Vu la procédure suivante :
Procédure contentieuse antérieure :
M. A... B... a demandé au tribunal administratif de Rouen d'annuler l'arrêté du 17 juillet 2023 par lequel le préfet de la Seine-Maritime a refusé de lui délivrer un titre de séjour, lui a fait obligation de quitter le territoire français dans un délai de trente jours et a fixé le pays de destination.
Par un jugement n° 2304191 du 28 mars 2024, le tribunal administratif de Rouen a rejeté sa demande.
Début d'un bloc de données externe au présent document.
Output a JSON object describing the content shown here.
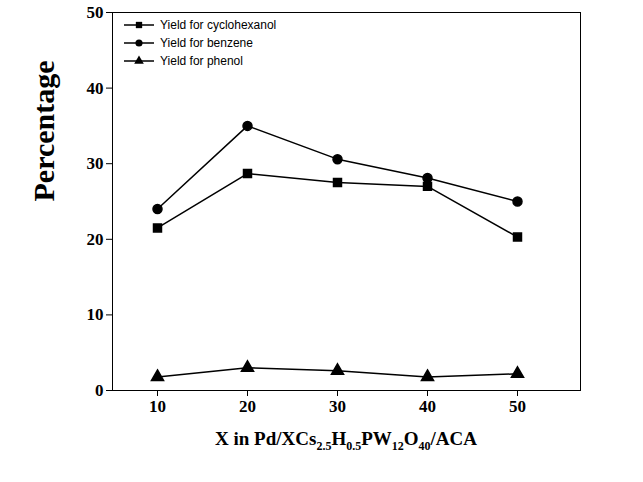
{
  "chart_data": {
    "type": "line",
    "xlabel": "X in Pd/XCs2.5H0.5PW12O40/ACA",
    "ylabel": "Percentage",
    "x": [
      10,
      20,
      30,
      40,
      50
    ],
    "xlim": [
      5,
      57
    ],
    "xticks": [
      10,
      20,
      30,
      40,
      50
    ],
    "ylim": [
      0,
      50
    ],
    "yticks": [
      0,
      10,
      20,
      30,
      40,
      50
    ],
    "legend": "upper left",
    "series": [
      {
        "name": "Yield for cyclohexanol",
        "color": "#000000",
        "marker": "square",
        "values": [
          21.5,
          28.7,
          27.5,
          27.0,
          20.3
        ]
      },
      {
        "name": "Yield for benzene",
        "color": "#000000",
        "marker": "circle",
        "values": [
          24.0,
          35.0,
          30.6,
          28.1,
          25.0
        ]
      },
      {
        "name": "Yield for phenol",
        "color": "#000000",
        "marker": "triangle",
        "values": [
          1.8,
          3.0,
          2.6,
          1.8,
          2.2
        ]
      }
    ]
  }
}
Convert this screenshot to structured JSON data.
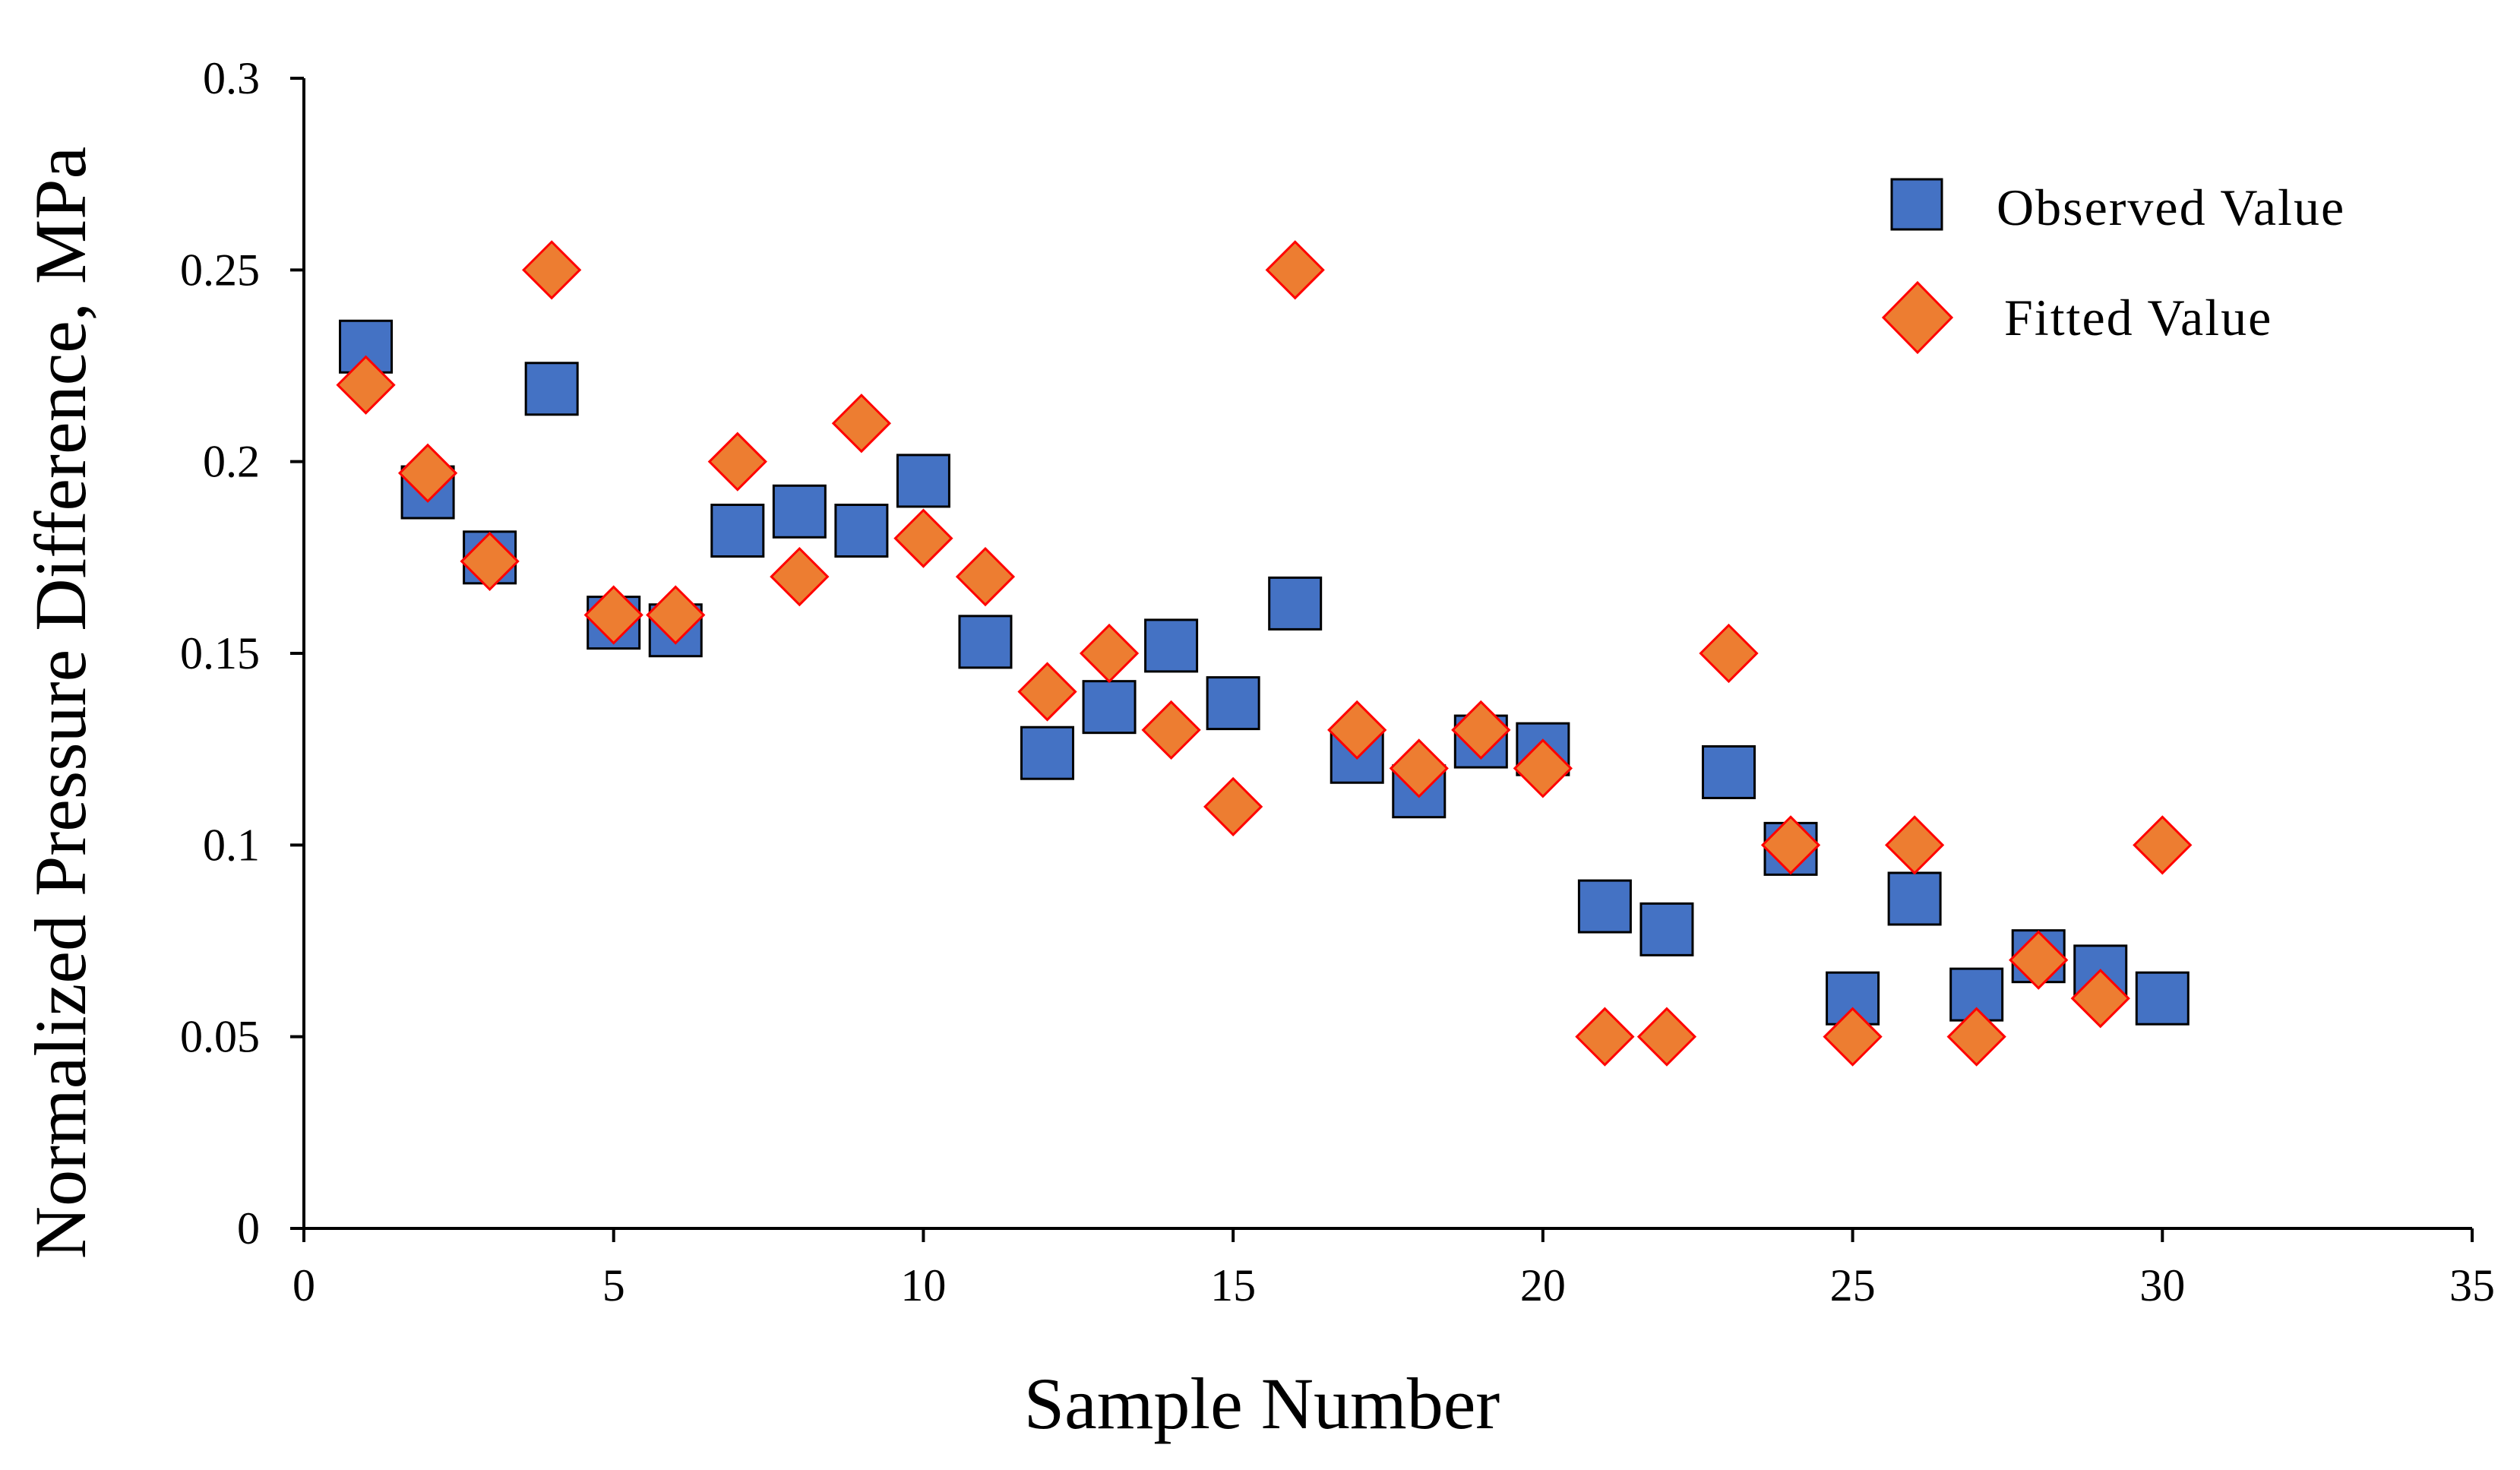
{
  "chart_data": {
    "type": "scatter",
    "title": "",
    "xlabel": "Sample Number",
    "ylabel": "Normalized Pressure Difference, MPa",
    "xlim": [
      0,
      35
    ],
    "ylim": [
      0,
      0.3
    ],
    "x_ticks": [
      0,
      5,
      10,
      15,
      20,
      25,
      30,
      35
    ],
    "y_ticks": [
      0,
      0.05,
      0.1,
      0.15,
      0.2,
      0.25,
      0.3
    ],
    "x_tick_labels": [
      "0",
      "5",
      "10",
      "15",
      "20",
      "25",
      "30",
      "35"
    ],
    "y_tick_labels": [
      "0",
      "0.05",
      "0.1",
      "0.15",
      "0.2",
      "0.25",
      "0.3"
    ],
    "grid": false,
    "legend_position": "top-right",
    "series": [
      {
        "name": "Observed Value",
        "marker": "square",
        "color": "#4472C4",
        "edge_color": "#000000",
        "x": [
          1,
          2,
          3,
          4,
          5,
          6,
          7,
          8,
          9,
          10,
          11,
          12,
          13,
          14,
          15,
          16,
          17,
          18,
          19,
          20,
          21,
          22,
          23,
          24,
          25,
          26,
          27,
          28,
          29,
          30
        ],
        "y": [
          0.23,
          0.192,
          0.175,
          0.219,
          0.158,
          0.156,
          0.182,
          0.187,
          0.182,
          0.195,
          0.153,
          0.124,
          0.136,
          0.152,
          0.137,
          0.163,
          0.123,
          0.114,
          0.127,
          0.125,
          0.084,
          0.078,
          0.119,
          0.099,
          0.06,
          0.086,
          0.061,
          0.071,
          0.067,
          0.06
        ]
      },
      {
        "name": "Fitted Value",
        "marker": "diamond",
        "color": "#ED7D31",
        "edge_color": "#FF0000",
        "x": [
          1,
          2,
          3,
          4,
          5,
          6,
          7,
          8,
          9,
          10,
          11,
          12,
          13,
          14,
          15,
          16,
          17,
          18,
          19,
          20,
          21,
          22,
          23,
          24,
          25,
          26,
          27,
          28,
          29,
          30
        ],
        "y": [
          0.22,
          0.197,
          0.174,
          0.25,
          0.16,
          0.16,
          0.2,
          0.17,
          0.21,
          0.18,
          0.17,
          0.14,
          0.15,
          0.13,
          0.11,
          0.25,
          0.13,
          0.12,
          0.13,
          0.12,
          0.05,
          0.05,
          0.15,
          0.1,
          0.05,
          0.1,
          0.05,
          0.07,
          0.06,
          0.1
        ]
      }
    ]
  }
}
Procédure devant la cour :
Par une requête, enregistrée le 30 avril 2024, M. B..., représenté par Me Mary, demande à la cour :
1°) d'annuler ce jugement ;
2°) d'annuler l'arrêté du 17 juillet 2023 du préfet de la Seine-Maritime ;
3°) d'enjoindre au préfet de la Seine-Maritime de lui délivrer un titre de séjour temporaire dans un délai d'un mois suivant la notification de l'arrêt à intervenir, et dans l'attente, de le munir d'un récépissé l'autorisant à travailler dans un délai de huit jours à compter de cette notification, sous astreinte de cent euros par jour de retard ;
4°) de mettre à la charge de l'Etat une somme de 1 000 euros au titre de l'article L. 761-1 du code de justice administrative.
Il soutient que :
- la procédure concernant la vérification des actes d'état civil prévue par l'article L. 811-2 du code de l'entrée et du séjour des étrangers et du droit d'asile n'a pas été mise en œuvre par le préfet ;
- il doit bénéficier de la présomption d'authenticité des actes civils qu'il a produit auprès de l'administration, en application de l'article 47 du code civil ;
- le préfet ne pouvait pas se fonder sur le mode d'impression utilisé dès lors qu'aucun procédé particulier n'est exigé par les autorités maliennes ;
- la décision de refus de séjour méconnaît l'article L. 435-3 du code de l'entrée et du séjour des étrangers et du droit d'asile ;
- l'arrêté méconnaît l'article 8 de la convention européenne de sauvegarde des droits de l'homme et des libertés fondamentales ;
- il est entaché d'une erreur manifeste d'appréciation ;
- l'illégalité de la décision de refus de séjour entraîne l'annulation de l'obligation de quitter le territoire français et de la décision fixant le pays de destination.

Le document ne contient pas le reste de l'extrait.